Prop. 123 was the βfirst step.β
Since January, supporters of the proposition, from Gov. Doug Ducey on down, told us so, again and again.
βThis is a first step β a big first step β but not our only step to improve public education in Arizona,β Ducey said during his state of the state speech in January.
The fundamental message of the pro-123 campaign was, βDo this now, and weβll do more later.β
Well, βlaterβ has quickly arrived. Education advocates made that clear by holding a press conference in Phoenix Monday, arguing that the state should be paying $1 billion more per year for schools, just to get back to pre-Recession funding.
This will be a hard sell.
If Ducey and the education advocates who pushed 123 to victory really want a next step β and I think they should β theyβll have to figure it out carefully. Thatβs because the proposition nearly lost, thanks in large measure to voters who were suspicious of spending more on public education.
And as hard a struggle as Prop. 123 was, it may make another increase in education funding an even harder sell. The question, βDidnβt we just increase spending on schools?β will naturally occur to many of those who voted in the special election.
Thatβs a tough lesson for me to swallow. Iβm like a lot of Pima County voters who were angry about Prop. 123 because it allowed the Legislature to get away with funding about 70 percent of its obligation to make annual increases to education spending under Prop. 301, which we passed in 2000.
I grudgingly supported this yearβs measure because I didnβt see another practical way around the Legislatureβs hostility over education, but most of the county voted βno.β
The likelihood is, Pima County β perhaps along with Coconino County β was an outlier in embracing that argument against Prop. 123. Yavapai County, a strong Republican jurisdiction, voted against the proposition by a 6 percent margin.
In his analysis of the special election, the pro-123 campaign manager, J.P. Twist, said most βnoβ opinions stemmed not from anger at the Legislature over too little spending, but suspicion of where the money would be going.

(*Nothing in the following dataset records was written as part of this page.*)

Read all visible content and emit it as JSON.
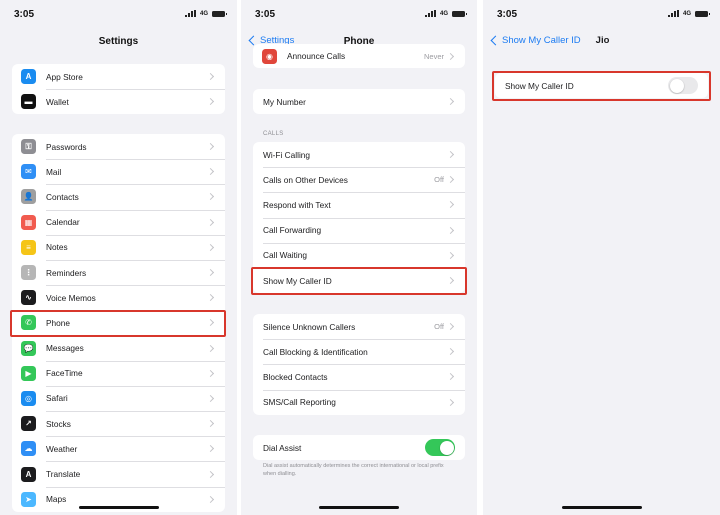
{
  "colors": {
    "accent": "#1d7cf2",
    "highlight": "#d8372c",
    "toggle_on": "#34c759",
    "toggle_off": "#e9e9eb"
  },
  "screen1": {
    "time": "3:05",
    "network": "4G",
    "title": "Settings",
    "group1": [
      {
        "label": "App Store",
        "icon": "app-store-icon",
        "color": "#1a8cf0",
        "glyph": "A"
      },
      {
        "label": "Wallet",
        "icon": "wallet-icon",
        "color": "#111111",
        "glyph": "▬"
      }
    ],
    "group2": [
      {
        "label": "Passwords",
        "icon": "key-icon",
        "color": "#8e8e93",
        "glyph": "⚿"
      },
      {
        "label": "Mail",
        "icon": "mail-icon",
        "color": "#2f8ff5",
        "glyph": "✉"
      },
      {
        "label": "Contacts",
        "icon": "contacts-icon",
        "color": "#9f9f9f",
        "glyph": "👤"
      },
      {
        "label": "Calendar",
        "icon": "calendar-icon",
        "color": "#f15b4f",
        "glyph": "▦"
      },
      {
        "label": "Notes",
        "icon": "notes-icon",
        "color": "#f5c518",
        "glyph": "≡"
      },
      {
        "label": "Reminders",
        "icon": "reminders-icon",
        "color": "#b6b6b6",
        "glyph": "⋮"
      },
      {
        "label": "Voice Memos",
        "icon": "voice-memos-icon",
        "color": "#1c1c1e",
        "glyph": "∿"
      },
      {
        "label": "Phone",
        "icon": "phone-icon",
        "color": "#34c759",
        "glyph": "✆"
      },
      {
        "label": "Messages",
        "icon": "messages-icon",
        "color": "#34c759",
        "glyph": "💬"
      },
      {
        "label": "FaceTime",
        "icon": "facetime-icon",
        "color": "#34c759",
        "glyph": "▶"
      },
      {
        "label": "Safari",
        "icon": "safari-icon",
        "color": "#1a8cf0",
        "glyph": "◎"
      },
      {
        "label": "Stocks",
        "icon": "stocks-icon",
        "color": "#1c1c1e",
        "glyph": "↗"
      },
      {
        "label": "Weather",
        "icon": "weather-icon",
        "color": "#2f8ff5",
        "glyph": "☁"
      },
      {
        "label": "Translate",
        "icon": "translate-icon",
        "color": "#1c1c1e",
        "glyph": "A"
      },
      {
        "label": "Maps",
        "icon": "maps-icon",
        "color": "#4cb8ff",
        "glyph": "➤"
      }
    ]
  },
  "screen2": {
    "time": "3:05",
    "network": "4G",
    "back_label": "Settings",
    "title": "Phone",
    "announce_label": "Announce Calls",
    "announce_value": "Never",
    "my_number_label": "My Number",
    "calls_header": "CALLS",
    "calls": [
      {
        "label": "Wi-Fi Calling",
        "value": ""
      },
      {
        "label": "Calls on Other Devices",
        "value": "Off"
      },
      {
        "label": "Respond with Text",
        "value": ""
      },
      {
        "label": "Call Forwarding",
        "value": ""
      },
      {
        "label": "Call Waiting",
        "value": ""
      },
      {
        "label": "Show My Caller ID",
        "value": ""
      }
    ],
    "group3": [
      {
        "label": "Silence Unknown Callers",
        "value": "Off"
      },
      {
        "label": "Call Blocking & Identification",
        "value": ""
      },
      {
        "label": "Blocked Contacts",
        "value": ""
      },
      {
        "label": "SMS/Call Reporting",
        "value": ""
      }
    ],
    "dial_assist_label": "Dial Assist",
    "dial_assist_on": true,
    "dial_assist_footnote": "Dial assist automatically determines the correct international or local prefix when dialling."
  },
  "screen3": {
    "time": "3:05",
    "network": "4G",
    "back_label": "Show My Caller ID",
    "title": "Jio",
    "caller_id_label": "Show My Caller ID",
    "caller_id_on": false
  }
}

βOverwhelmingly, βnoβ respondents expressed concerns about Common Core, teacher standards and wondered where current funds are being spent,β he wrote. βThey wanted to know specifically where the money was going to go, and they worried it would be misspent,β he said.
So this will continue to be a strong strain of Arizonaβs electorate as we move into the next stage of the debate. If youβre like me and believe we need to go much further in funding schools and paying teachers, itβs going to be a tough struggle.
Perhaps the simplest step would be to βthrow the bums out.β The bums, in this case, would be those Republican legislators who opposed increasing education funding along with inflation and fought the school districts who sued over the issue.
But thatβs easier said than done. In Southern Arizona, most of the legislators are Democrats, who have been pushing for increased funding. And another of them is a Republican, Chris Ackerley, who is a teacher and has also pushed for increased funding.
The only two legislative districts in Southern Arizona where voters could conceivably punish those responsible for the funding impasse are LD 11, which covers parts of the Tucson areaβs northwest side and Pinal County, and LD 14, which covers all of Cochise County and part of easternmost Pima County.
There are Democrats running in those districts, but theyβll likely have an uphill battle in those Republican-leaning areas.
Even if the Democrats were to capture one chamber of the Legislature β practically, it could only be the Senate β that would not give them the power to push through significant spending increases. It would just give some negotiating leverage.
More likely, the βnext stepβ would have to go through the Republican governor and his unlikely education-union allies again.
βThe existing Prop. 123 coalition is the likely mechanism to produce a long-term funding plan for K-12,β said Chris Herstam, a former legislator and chief of staff to Gov. Fife Symington who became a Democrat last year. βI have serious questions about whether the coalition will hold together and whether meaningful action will be taken.β
Dick Foreman, president of the Arizona Business and Education Coalition, warned that the next step βis going to require a major public-policy effort.β
An increase in existing tax rates should not be the first idea that comes to mind, nor should the evisceration of other state departments, he said.
βWhat other states have done is theyβve not just gone to their property, income and sales taxes,β he said. βOther states have added legs to their stools.β
In Arizona, one thing that could mean is looking first at our unusually large number of exemptions from the state sales tax, as well as other tax credits that unfairly benefit interest groups who can afford lobbyists. More than $1 billion per year is lost to those special credits.
βSome people are ready to go to an initiative and go to the ballot,β Foreman said. βI think thatβs a mistake. I think the first point is to give the Legislature a chance.β
That is a frustratingly incrementalist approach. But again, you have to take our reality as it is.
I donβt expect us to get back the $1.2 billion in lost funding any time soon. We probably settled that chance away with Prop. 123.
With the Legislature and governor likely to be in place next session, what we can hope for is another compromise deal that doesnβt do all we want but helps some more.